Tandis que le mouvement anglo-saxon prend une approche tournée vers les besoins de l'investisseur financier. Tandis que, l'Europe -comme je vous l'ai dit- a une vision beaucoup plus large du rôle de l'entreprise par rapport à son environnement, d'où la notion d'impact. L'Algérie est très proche de la démarche européenne et, en vous quittant tout à l'heure, je vais assister à une réunion de prise de contact. Nous avons des contacts approfondis mais j'ai suscité des discussions avec la Commission elle-même parce que ce sont des gens qui ont une volonté de contribuer à ce que l'Europe réussisse dans ce domaine, et je pense que dans la durée ce sont de véritables alliés.

L'autre normalisateur, qui est relativement récent d'un point de vue de la tradition historique, c'est la Fondation IFRS. Ils ont incontestablement fait du bon travail dans le domaine de la normalisation financière. On peut discuter de certains aspects, mais il est vrai que cela a créé un langage commun, en tout cas en Europe, qui manquait cruellement depuis près de 20 ans. Le revers de la médaille, c'est qu'on a délégué, ce qui n'était pas une très bonne chose, mais du coup, on a mis en place un langage commun, qui comporte des défauts. Justement le fait que l'Europe garde la main sur son langage extra-financier, qui est à mon avis l'un des éléments clés du défaut de ce langage, est un très bon rééquilibrage de la situation. La Fondation IFRS a fait plusieurs choses : d'une part, ils ont avancé sur le plan institutionnel, c'est-à-dire qu'ils ont annoncé la création d'un conseil appelé ISSB (International Sustainability Standards Board), et ont désigné les dirigeants, dont le président est français, en la personne d'Emmanuel Faber, ancien dirigeant de Danone, et dont la vice-présidente est une néozélandaise qui s'appelle Sue Lloyd, une grande professionnelle qui était la vice-présidente du board financier. La suite du board est en train d'être constituée. Un peu plus tard, il y a eu, du côté européen, un groupe de travail préparatoire qui s'appelle le TRWG (Technical Readiness Working Group). Ila publié deux projets de normes, l'un sur le climat et l'autre sur une norme générale. Ces travaux ont été rendus publics début novembre dans le cadre de la COP 26.
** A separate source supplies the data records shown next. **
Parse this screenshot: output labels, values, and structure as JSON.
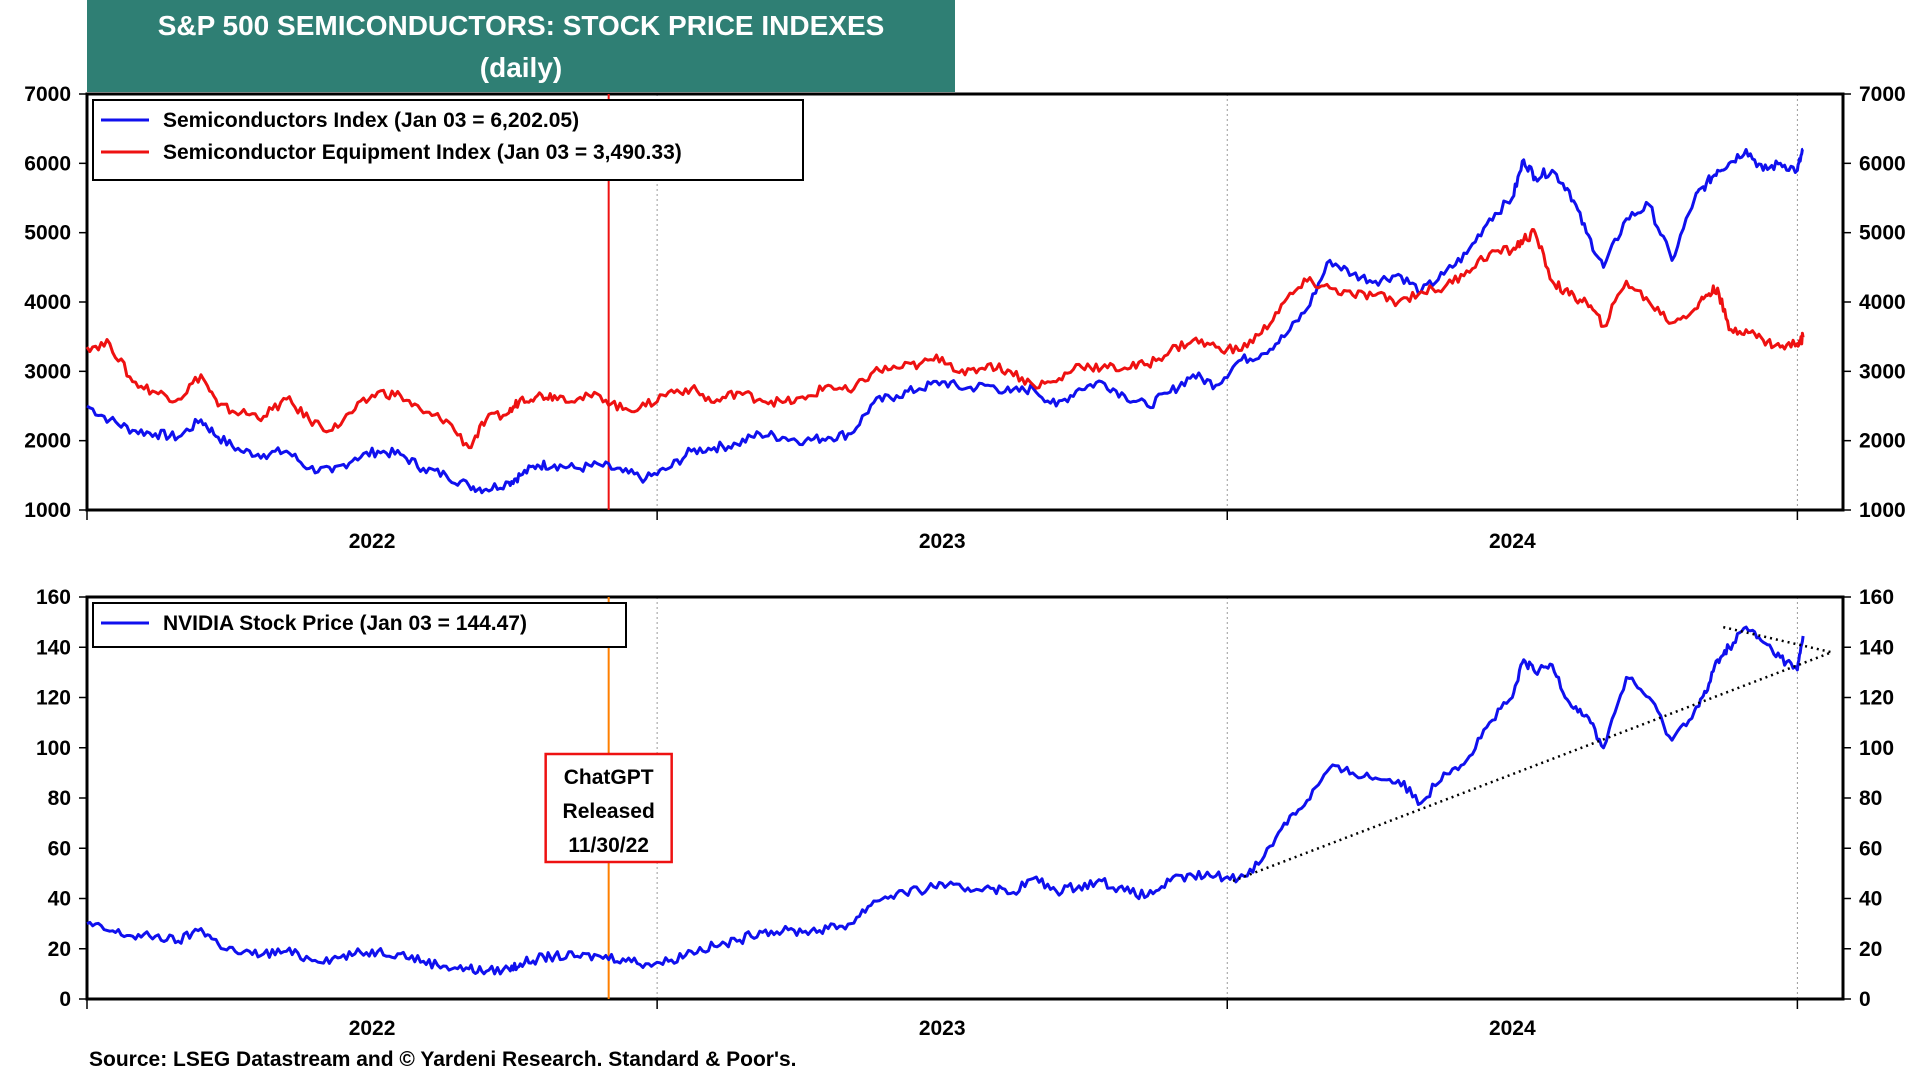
{
  "title": "S&P 500 SEMICONDUCTORS: STOCK PRICE INDEXES",
  "subtitle": "(daily)",
  "source": "Source: LSEG Datastream and © Yardeni Research. Standard & Poor's.",
  "colors": {
    "semis": "#1010ee",
    "equip": "#ee1111",
    "nvda": "#1010ee",
    "chatgpt_line_top": "#ee1111",
    "chatgpt_line_bottom": "#ff7f00",
    "title_bg": "#2f7f74"
  },
  "annotation": {
    "lines": [
      "ChatGPT",
      "Released",
      "11/30/22"
    ],
    "date": 2022.915
  },
  "chart_data": [
    {
      "type": "line",
      "panel": "top",
      "ylim": [
        1000,
        7000
      ],
      "yticks": [
        1000,
        2000,
        3000,
        4000,
        5000,
        6000,
        7000
      ],
      "xlim": [
        2022.0,
        2025.08
      ],
      "x_tick_labels": [
        {
          "label": "2022",
          "x": 2022.5
        },
        {
          "label": "2023",
          "x": 2023.5
        },
        {
          "label": "2024",
          "x": 2024.5
        }
      ],
      "year_boundaries": [
        2023.0,
        2024.0,
        2025.0
      ],
      "series": [
        {
          "name": "Semiconductors Index (Jan 03 = 6,202.05)",
          "x": [
            2022.0,
            2022.04,
            2022.08,
            2022.12,
            2022.16,
            2022.2,
            2022.23,
            2022.27,
            2022.31,
            2022.35,
            2022.39,
            2022.43,
            2022.47,
            2022.51,
            2022.55,
            2022.59,
            2022.63,
            2022.67,
            2022.7,
            2022.74,
            2022.76,
            2022.79,
            2022.82,
            2022.86,
            2022.9,
            2022.94,
            2022.98,
            2023.02,
            2023.06,
            2023.1,
            2023.14,
            2023.18,
            2023.22,
            2023.26,
            2023.3,
            2023.34,
            2023.38,
            2023.42,
            2023.46,
            2023.5,
            2023.54,
            2023.58,
            2023.62,
            2023.66,
            2023.7,
            2023.74,
            2023.78,
            2023.82,
            2023.86,
            2023.9,
            2023.94,
            2023.98,
            2024.02,
            2024.06,
            2024.1,
            2024.14,
            2024.18,
            2024.22,
            2024.26,
            2024.3,
            2024.34,
            2024.38,
            2024.42,
            2024.46,
            2024.5,
            2024.52,
            2024.54,
            2024.57,
            2024.6,
            2024.63,
            2024.66,
            2024.7,
            2024.74,
            2024.78,
            2024.82,
            2024.84,
            2024.86,
            2024.88,
            2024.91,
            2024.94,
            2024.97,
            2025.0,
            2025.01
          ],
          "values": [
            2500,
            2300,
            2150,
            2100,
            2050,
            2300,
            2050,
            1850,
            1800,
            1850,
            1600,
            1550,
            1750,
            1850,
            1800,
            1600,
            1500,
            1350,
            1300,
            1400,
            1500,
            1650,
            1650,
            1600,
            1650,
            1550,
            1450,
            1600,
            1850,
            1900,
            1950,
            2100,
            2050,
            2000,
            2050,
            2100,
            2550,
            2650,
            2750,
            2850,
            2750,
            2800,
            2700,
            2750,
            2500,
            2750,
            2850,
            2650,
            2500,
            2700,
            2950,
            2800,
            3150,
            3250,
            3500,
            3900,
            4600,
            4400,
            4300,
            4400,
            4150,
            4400,
            4700,
            5200,
            5500,
            6050,
            5800,
            5900,
            5600,
            5000,
            4500,
            5200,
            5400,
            4600,
            5500,
            5700,
            5900,
            6000,
            6200,
            5900,
            6000,
            5900,
            6202
          ]
        },
        {
          "name": "Semiconductor Equipment Index (Jan 03 = 3,490.33)",
          "x": [
            2022.0,
            2022.04,
            2022.08,
            2022.12,
            2022.16,
            2022.2,
            2022.23,
            2022.27,
            2022.31,
            2022.35,
            2022.39,
            2022.43,
            2022.47,
            2022.51,
            2022.55,
            2022.59,
            2022.63,
            2022.67,
            2022.7,
            2022.74,
            2022.76,
            2022.79,
            2022.82,
            2022.86,
            2022.9,
            2022.94,
            2022.98,
            2023.02,
            2023.06,
            2023.1,
            2023.14,
            2023.18,
            2023.22,
            2023.26,
            2023.3,
            2023.34,
            2023.38,
            2023.42,
            2023.46,
            2023.5,
            2023.54,
            2023.58,
            2023.62,
            2023.66,
            2023.7,
            2023.74,
            2023.78,
            2023.82,
            2023.86,
            2023.9,
            2023.94,
            2023.98,
            2024.02,
            2024.06,
            2024.1,
            2024.14,
            2024.18,
            2024.22,
            2024.26,
            2024.3,
            2024.34,
            2024.38,
            2024.42,
            2024.46,
            2024.5,
            2024.52,
            2024.54,
            2024.57,
            2024.6,
            2024.63,
            2024.66,
            2024.7,
            2024.74,
            2024.78,
            2024.82,
            2024.84,
            2024.86,
            2024.88,
            2024.91,
            2024.94,
            2024.97,
            2025.0,
            2025.01
          ],
          "values": [
            3350,
            3400,
            2850,
            2700,
            2600,
            2950,
            2500,
            2400,
            2350,
            2600,
            2300,
            2150,
            2450,
            2700,
            2650,
            2400,
            2300,
            1900,
            2300,
            2400,
            2600,
            2650,
            2650,
            2600,
            2650,
            2450,
            2500,
            2700,
            2750,
            2550,
            2700,
            2600,
            2550,
            2600,
            2800,
            2700,
            3000,
            3050,
            3100,
            3200,
            2950,
            3100,
            3000,
            2800,
            2850,
            3100,
            3050,
            3050,
            3100,
            3300,
            3450,
            3350,
            3300,
            3550,
            4000,
            4300,
            4200,
            4100,
            4100,
            4000,
            4150,
            4200,
            4450,
            4700,
            4750,
            4900,
            5000,
            4300,
            4100,
            4000,
            3650,
            4300,
            4000,
            3700,
            3900,
            4100,
            4200,
            3600,
            3600,
            3450,
            3350,
            3400,
            3490
          ]
        }
      ]
    },
    {
      "type": "line",
      "panel": "bottom",
      "ylim": [
        0,
        160
      ],
      "yticks": [
        0,
        20,
        40,
        60,
        80,
        100,
        120,
        140,
        160
      ],
      "xlim": [
        2022.0,
        2025.08
      ],
      "x_tick_labels": [
        {
          "label": "2022",
          "x": 2022.5
        },
        {
          "label": "2023",
          "x": 2023.5
        },
        {
          "label": "2024",
          "x": 2024.5
        }
      ],
      "year_boundaries": [
        2023.0,
        2024.0,
        2025.0
      ],
      "series": [
        {
          "name": "NVIDIA Stock Price (Jan 03 = 144.47)",
          "x": [
            2022.0,
            2022.04,
            2022.08,
            2022.12,
            2022.16,
            2022.2,
            2022.23,
            2022.27,
            2022.31,
            2022.35,
            2022.39,
            2022.43,
            2022.47,
            2022.51,
            2022.55,
            2022.59,
            2022.63,
            2022.67,
            2022.7,
            2022.74,
            2022.76,
            2022.79,
            2022.82,
            2022.86,
            2022.9,
            2022.94,
            2022.98,
            2023.02,
            2023.06,
            2023.1,
            2023.14,
            2023.18,
            2023.22,
            2023.26,
            2023.3,
            2023.34,
            2023.38,
            2023.42,
            2023.46,
            2023.5,
            2023.54,
            2023.58,
            2023.62,
            2023.66,
            2023.7,
            2023.74,
            2023.78,
            2023.82,
            2023.86,
            2023.9,
            2023.94,
            2023.98,
            2024.02,
            2024.06,
            2024.1,
            2024.14,
            2024.18,
            2024.22,
            2024.26,
            2024.3,
            2024.34,
            2024.38,
            2024.42,
            2024.46,
            2024.5,
            2024.52,
            2024.54,
            2024.57,
            2024.6,
            2024.63,
            2024.66,
            2024.7,
            2024.74,
            2024.78,
            2024.82,
            2024.84,
            2024.86,
            2024.88,
            2024.91,
            2024.94,
            2024.97,
            2025.0,
            2025.01
          ],
          "values": [
            30,
            27,
            25,
            25,
            23,
            28,
            22,
            18,
            18,
            19,
            16,
            16,
            18,
            19,
            18,
            15,
            13,
            12,
            11,
            12,
            14,
            16,
            17,
            17,
            17,
            16,
            14,
            15,
            19,
            21,
            23,
            27,
            27,
            27,
            28,
            30,
            39,
            42,
            43,
            46,
            43,
            45,
            42,
            48,
            43,
            45,
            47,
            43,
            41,
            47,
            49,
            49,
            48,
            55,
            70,
            79,
            92,
            90,
            88,
            87,
            78,
            90,
            95,
            110,
            120,
            135,
            130,
            133,
            118,
            113,
            100,
            128,
            120,
            103,
            115,
            122,
            135,
            140,
            148,
            142,
            136,
            131,
            144.47
          ]
        }
      ],
      "trend_lines": [
        {
          "from": [
            2024.01,
            47
          ],
          "to": [
            2025.06,
            138
          ]
        },
        {
          "from": [
            2024.87,
            148
          ],
          "to": [
            2025.06,
            138
          ]
        }
      ]
    }
  ]
}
Je crois que l'Europe a une claire détermination d'avancer : elle a tendu et elle continue de tendre la main aux autres initiatives (GRI ou la Fondations IFRS) pour essayer de co-construire dans le panorama international.

Les Américains sont relativement peu présents au niveau de la puissance publique aujourd'hui, c'est-à-dire qu'il y a eu des déclarations de la part du président de la SEC (Securities and Exchange Commission). On sait qu'il y a des travaux, mais ça ne progresse pas très vite et, par ailleurs, il faudra l'accord du Congrès probablement pour aller jusqu'au bout et on ne sait pas très bien ce que donneront les élections mid-terms qui approchent à grands pas. Or on sait que si la majorité devait évoluer au Congrès, elle n'irait pas dans un sens nécessairement favorable au développement de l'extra-financier. Ceci étant, il y a des acteurs privés très actifs et très présents : la Chine, le Japon, l'Inde disent qu'ils sont très intéressés, qu'ils regardent de près, mais on n'a pas encore une direction très claire. Les Britanniques ont dit qu'ils allaient se placer plutôt dans l'orbite de la Fondation IFR, ce qui n'est pas franchement étonnant. La fondation IFRS sortira probablement son projet de normes climat assez rapidement, mais pour le reste, on ne sait pas quelles sont les autres normes qui seront proposées. Alors que nous, Européens, nous sortirons probablement entre 15 et 20 normes ; je dirais, pour l'instant, que la fondation IFRS envisage de sortir dans l'année une ou deux normes peut-être. Il est vrai qu'une fois sorties, qui appliquent ces normes ? Sont-elles adoptées à titre individuel par des entreprises ou est-ce qu'elles sont adoptées par des États qui les reconnaissent comme étant obligatoires ? C'est un développement qui reste à faire.

Voilà ce que je voulais vous dire, Monsieur le président, Mesdames, Messieurs, en introduction peut-être un petit peu plus longue que prévu, je m'en excuse.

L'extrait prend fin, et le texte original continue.